Il n'y avait à parler que Joson Michais, et Joson Michais ne parlait qu'à son cheval. Son cheval, qui était le moins bon des trois, commençait à renifler et la distance s'élargissait entre lui et les nôtres, qui restaient frais comme au sortir de l'écurie.

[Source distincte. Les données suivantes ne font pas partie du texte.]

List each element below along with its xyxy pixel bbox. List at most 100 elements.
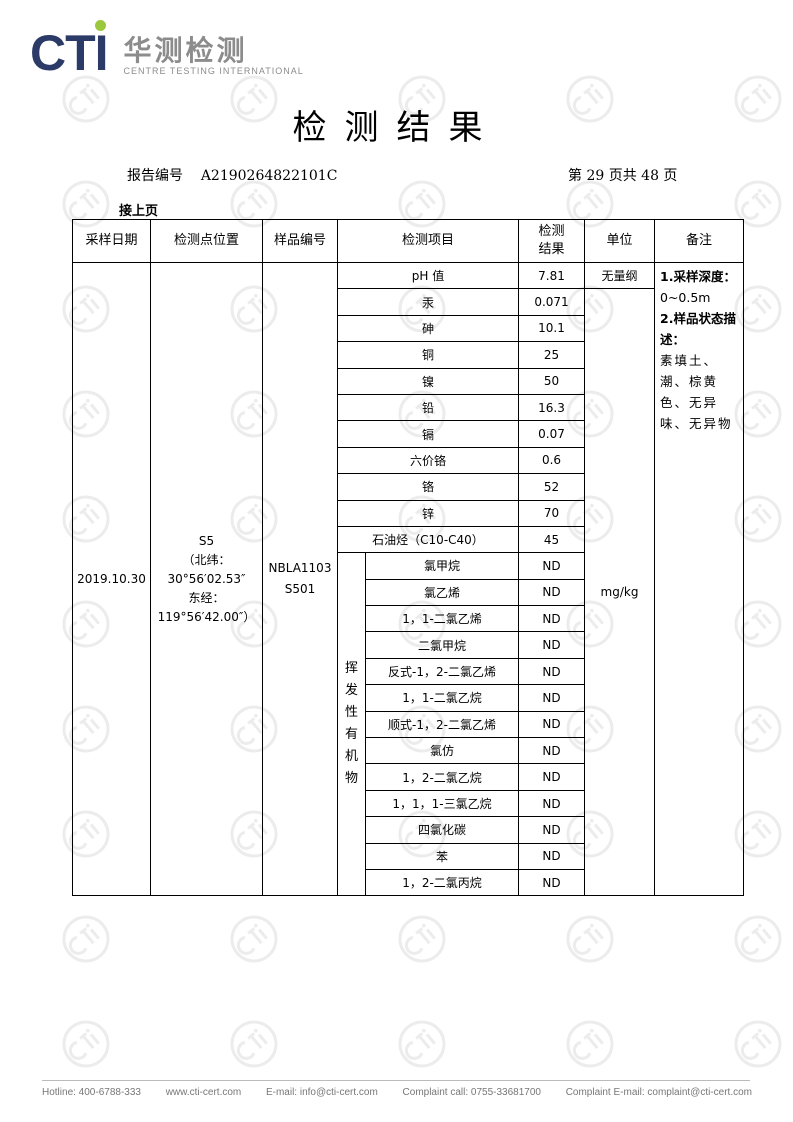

Joson, voyant que le français n'y pouvait rien, se mit à parler breton. Son cheval était normand; on ne s'entendit pas; ce que, voyant, Joson Michais accomplit la promesse déjà faite et prodigua de l'avancement, à l'aide d'un bon bâton de houx qu'il avait en guise de cravache. Le Normand parut ne point goûter ce nouveau langage et donna des embardées, selon l'expression de Joson, qui mirent le cou de ce dernier en péril.
«Nâge, banian! Avant partout, méchant balaou! c'est-il çâ une embarcation? Je vas t'en casser une, faut dire la vérité, gendarme!»
Nous apercevions les lumières de Saint-Cyr.
«Est-ce loin encore? demandai-je.
—Auprès de Neauphle-le-Château: cinq lieues.
—Il y a un couvent dont la supérieure est la cousine de la présidente.»
Mon cheval eut de la cravache et bondit comme un cerf.
Mais, à ce moment, nous entendîmes derrière nous un cri de détresse. Joson Michais avait lassé la patience de son normand qui, fournissant une dernière et triomphante embardée, l'avait lancé par-dessus ses oreilles, sur la route, à une demi-douzaine de pas en avant.
Cela fait, le méchant balaou se tenait tranquille et broutait même quelques brins d'herbe sur le bord du fossé. Joson hurlait comme un diable. Il traitait sa monture de caïman, de merluche, de Savoyard, de Malgache, de Nantais, de calfat et même de commissaire, ce qui est la suprême injure. Le banian n'y prenait point garde et jouissait modestement de sa victoire. Nous fûmes obligés de mettre pied à terre. Joson prétendait avoir le cou démoli et les deux jambes cassées.
«Quoique ça, grondait-il pendant que nous le relevions chacun par une aisselle, c'est pas fond de sable, ici, ni de vase non plus, j'ne mens point! Roches partout, coraux, cailloux, coquillages. J'ai touché en grand, quoi! Portez-moi jusqu'à cette girafe de soldat-marin que je le saborde! Foi de Dieu! c'est çà un coup de mer! Sans vous commander, notre monsié Gérard, nous sommes ici en rade d'une paroisse, rapport aux feux qui paraissent là au sur-sur-ouâ de nous, dans le vent. Mettez-moi à la buvette.»